2016-06-30
BOSTON (AP) -- When 5-year-old Jenny Richardson orders fast food, it's french fries only or a hamburger without the bun. She doesn't share birthday cupcakes with her friends.

And now, because of Roman Catholic Church rules, she can't have part of her First Communion rite, either.

Jenny suffers from celiac disease, which causes her to get sick from eating gluten, a protein in wheat and other grains. She can safely eat rice.

The Archdiocese of Boston has told the family that the church cannot substitute a rice communion wafer for the traditional wheat one, citing 2,000 years of tradition and faith.

The Richardson family now worships at a Methodist church, where the rules on communion are more flexible because Methodists believe the bread and wine are symbolic, not the actual transubstantiated body and blood of Jesus.

"It was hard. It's hard to make a decision to change," says the girl's mother, Janice Richardson.

Though Jenny is two years away from the age when most U.S. Catholics make First Communion, the family started last fall to lay the groundwork.

Doug and Janice Richardson, who live with their three children in the Boston suburb of Natick, say they were told by their parish priest, the Rev. Dan Twomey, that Jenny could take communion in the form of wine instead of bread. They declined.

"She feels different wherever she goes but shouldn't be made to feel different in church," her mother says.

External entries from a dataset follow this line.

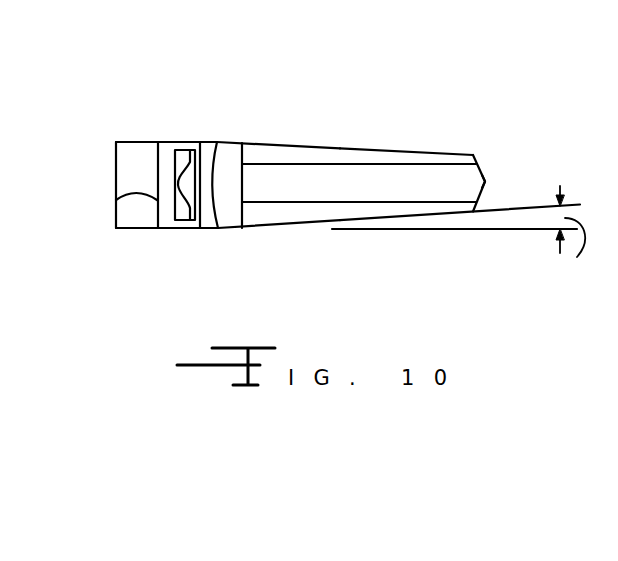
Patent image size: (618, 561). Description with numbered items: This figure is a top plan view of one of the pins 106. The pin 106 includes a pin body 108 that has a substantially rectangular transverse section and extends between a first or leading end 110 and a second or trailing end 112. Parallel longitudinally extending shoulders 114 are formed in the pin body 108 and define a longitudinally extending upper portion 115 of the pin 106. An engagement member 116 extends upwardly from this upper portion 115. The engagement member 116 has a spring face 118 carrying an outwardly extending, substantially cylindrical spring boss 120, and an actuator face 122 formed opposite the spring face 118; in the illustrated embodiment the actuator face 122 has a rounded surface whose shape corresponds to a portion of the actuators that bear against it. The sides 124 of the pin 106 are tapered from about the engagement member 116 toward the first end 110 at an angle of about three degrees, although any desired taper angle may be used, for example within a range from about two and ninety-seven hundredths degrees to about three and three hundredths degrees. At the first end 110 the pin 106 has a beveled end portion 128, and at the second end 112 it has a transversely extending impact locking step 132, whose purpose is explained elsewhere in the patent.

The pin 106 is at (193, 121).
The pin body 108 is at (116, 146).
The first end 110 is at (482, 160).
The second end 112 is at (115, 190).
The shoulders 114 is at (310, 148).
The upper portion 115 is at (400, 183).
The engagement member 116 is at (225, 230).
The spring face 118 is at (190, 148).
The spring boss 120 is at (177, 221).
The actuator face 122 is at (230, 148).
The sides 124 is at (363, 148).
The beveled end portion 128 is at (483, 176).
The impact locking step 132 is at (116, 200).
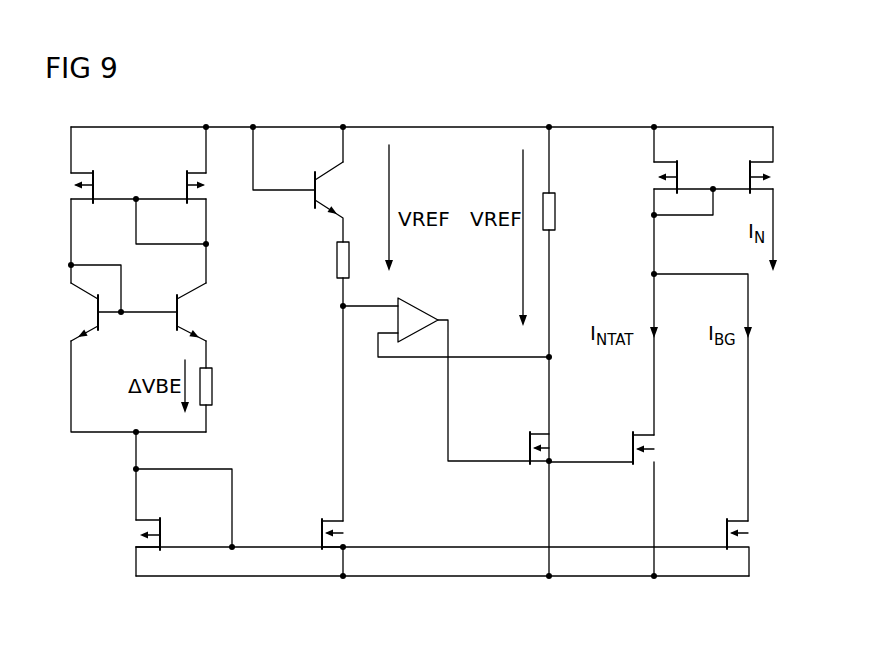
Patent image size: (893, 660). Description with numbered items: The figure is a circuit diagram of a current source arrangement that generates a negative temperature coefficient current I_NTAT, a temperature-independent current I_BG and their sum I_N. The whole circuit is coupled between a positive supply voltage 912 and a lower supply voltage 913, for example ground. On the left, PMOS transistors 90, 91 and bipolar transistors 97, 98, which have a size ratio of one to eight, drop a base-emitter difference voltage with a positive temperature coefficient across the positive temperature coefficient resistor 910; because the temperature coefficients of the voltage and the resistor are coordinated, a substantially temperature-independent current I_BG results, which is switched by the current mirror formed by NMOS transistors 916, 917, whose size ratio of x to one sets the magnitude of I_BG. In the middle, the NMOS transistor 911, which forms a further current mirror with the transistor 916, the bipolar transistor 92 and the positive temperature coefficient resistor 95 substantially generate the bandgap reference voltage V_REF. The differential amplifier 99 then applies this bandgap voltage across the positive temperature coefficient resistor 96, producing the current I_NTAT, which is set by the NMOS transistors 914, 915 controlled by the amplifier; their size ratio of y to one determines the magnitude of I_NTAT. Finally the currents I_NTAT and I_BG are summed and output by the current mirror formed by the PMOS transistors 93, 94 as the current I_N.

The family received a letter from Cardinal Bernard Law, who explained the church would not make an exception. Twomey this week referred questions about the matter to the archdiocese.

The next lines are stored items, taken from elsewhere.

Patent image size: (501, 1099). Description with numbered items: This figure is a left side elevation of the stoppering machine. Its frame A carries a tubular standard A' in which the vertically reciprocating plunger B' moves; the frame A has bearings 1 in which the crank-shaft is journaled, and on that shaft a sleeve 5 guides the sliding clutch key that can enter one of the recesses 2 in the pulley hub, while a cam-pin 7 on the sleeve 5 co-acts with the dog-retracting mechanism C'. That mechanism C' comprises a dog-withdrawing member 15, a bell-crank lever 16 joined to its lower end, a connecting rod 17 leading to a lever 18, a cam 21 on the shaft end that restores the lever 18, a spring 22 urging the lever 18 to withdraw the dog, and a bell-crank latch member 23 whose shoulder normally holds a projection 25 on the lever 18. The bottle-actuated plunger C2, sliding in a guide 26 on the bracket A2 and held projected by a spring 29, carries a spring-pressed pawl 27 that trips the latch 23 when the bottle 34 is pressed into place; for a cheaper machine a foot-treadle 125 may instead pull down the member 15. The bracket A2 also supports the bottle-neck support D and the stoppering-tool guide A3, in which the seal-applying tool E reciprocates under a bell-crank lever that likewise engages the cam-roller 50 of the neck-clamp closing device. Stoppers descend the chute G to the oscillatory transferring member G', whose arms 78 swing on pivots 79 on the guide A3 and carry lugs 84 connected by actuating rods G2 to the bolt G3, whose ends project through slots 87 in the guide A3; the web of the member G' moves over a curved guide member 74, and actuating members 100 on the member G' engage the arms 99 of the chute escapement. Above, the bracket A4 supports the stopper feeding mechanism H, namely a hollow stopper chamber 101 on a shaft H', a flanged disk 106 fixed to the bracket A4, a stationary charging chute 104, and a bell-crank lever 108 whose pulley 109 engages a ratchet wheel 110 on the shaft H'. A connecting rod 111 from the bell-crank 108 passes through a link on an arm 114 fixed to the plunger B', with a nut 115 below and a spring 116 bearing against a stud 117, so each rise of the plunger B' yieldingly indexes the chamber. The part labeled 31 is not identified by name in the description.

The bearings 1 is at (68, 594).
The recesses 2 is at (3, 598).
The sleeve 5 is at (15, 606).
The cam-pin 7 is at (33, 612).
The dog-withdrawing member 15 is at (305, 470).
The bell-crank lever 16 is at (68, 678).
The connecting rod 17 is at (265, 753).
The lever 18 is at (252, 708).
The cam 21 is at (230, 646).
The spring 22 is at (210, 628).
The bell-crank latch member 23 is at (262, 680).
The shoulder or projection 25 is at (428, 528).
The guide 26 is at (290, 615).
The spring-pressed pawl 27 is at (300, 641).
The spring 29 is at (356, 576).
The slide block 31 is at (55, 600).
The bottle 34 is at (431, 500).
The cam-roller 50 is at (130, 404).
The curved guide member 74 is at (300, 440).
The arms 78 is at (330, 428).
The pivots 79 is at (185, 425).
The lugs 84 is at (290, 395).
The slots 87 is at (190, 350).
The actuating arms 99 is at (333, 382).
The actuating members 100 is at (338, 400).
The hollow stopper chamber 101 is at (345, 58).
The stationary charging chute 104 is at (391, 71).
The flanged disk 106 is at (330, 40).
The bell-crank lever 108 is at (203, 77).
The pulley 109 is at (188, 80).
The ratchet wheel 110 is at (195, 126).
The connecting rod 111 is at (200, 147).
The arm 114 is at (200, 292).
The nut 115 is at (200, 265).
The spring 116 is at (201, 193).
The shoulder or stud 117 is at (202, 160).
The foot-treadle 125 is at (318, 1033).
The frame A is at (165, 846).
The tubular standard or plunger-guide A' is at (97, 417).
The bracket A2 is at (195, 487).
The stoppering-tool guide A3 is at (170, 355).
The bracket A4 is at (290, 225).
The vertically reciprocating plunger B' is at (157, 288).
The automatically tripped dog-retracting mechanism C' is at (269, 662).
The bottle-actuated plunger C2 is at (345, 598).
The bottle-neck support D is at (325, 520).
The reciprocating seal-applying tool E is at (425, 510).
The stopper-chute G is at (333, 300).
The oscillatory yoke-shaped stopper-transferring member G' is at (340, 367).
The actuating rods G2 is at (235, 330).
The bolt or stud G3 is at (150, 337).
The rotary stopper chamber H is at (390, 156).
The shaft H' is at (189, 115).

For people with celiac disease, gluten flattens the villi, the tiny fronds inside the walls of the small intestine that absorb nutrients. That makes celiac sufferers sick, lowers their resistance to other illnesses and causes fatigue.

The only treatment is a diet completely free of gluten. The Celiac Disease Foundation estimates as many as 1 in 250 people is affected by it.

Still, church experts say there are numerous reasons they cannot compromise on wheat.

"This is not an arbitrary sort of thing, and we're talking about a religious sacrament," says John B. Walsh, a spokesman for the Archdiocese of Boston. "Bread is central to the Eucharist because of the imagery of Scripture, because of the prayers of the Christian community going back thousands of years."

The Vatican takes the matter seriously enough that in 1994, it issued rules for all bishops to follow. Among them: "Special hosts [which do not contain gluten] are invalid matter for the celebration of the Eucharist."

"I think part of the problem is we are so accustomed to all these little round, pre-cut hosts we've lost any real sense we're taking part in one loaf," says the Rev. Austin Fleming, pastor of Our Lady of Christian Help Church in Concord, Mass. "We many are sharing one bread and becoming one with Christ. We can't make different flavors for different folks and maintain that theological reality."

Massachusetts Lt. Gov. Jane Swift is a practicing Catholic and has celiac disease. She said this week she plans to send a note to Jenny to tell her "just that I share the same disease and that she'll be able to all the things she wants do to in her life." Swift would not discuss how she handles the disease in church.

Annette Bentley, president of the American Celiac Society and a practicing Catholic, says some priests quietly make a substitution to help parishioners. "To be Christian is to be more flexible," she says.

Jenny's mother says even if the church were to come around now, the family's decision to leave is permanent.

"I believe Jesus would have made an exception," she says.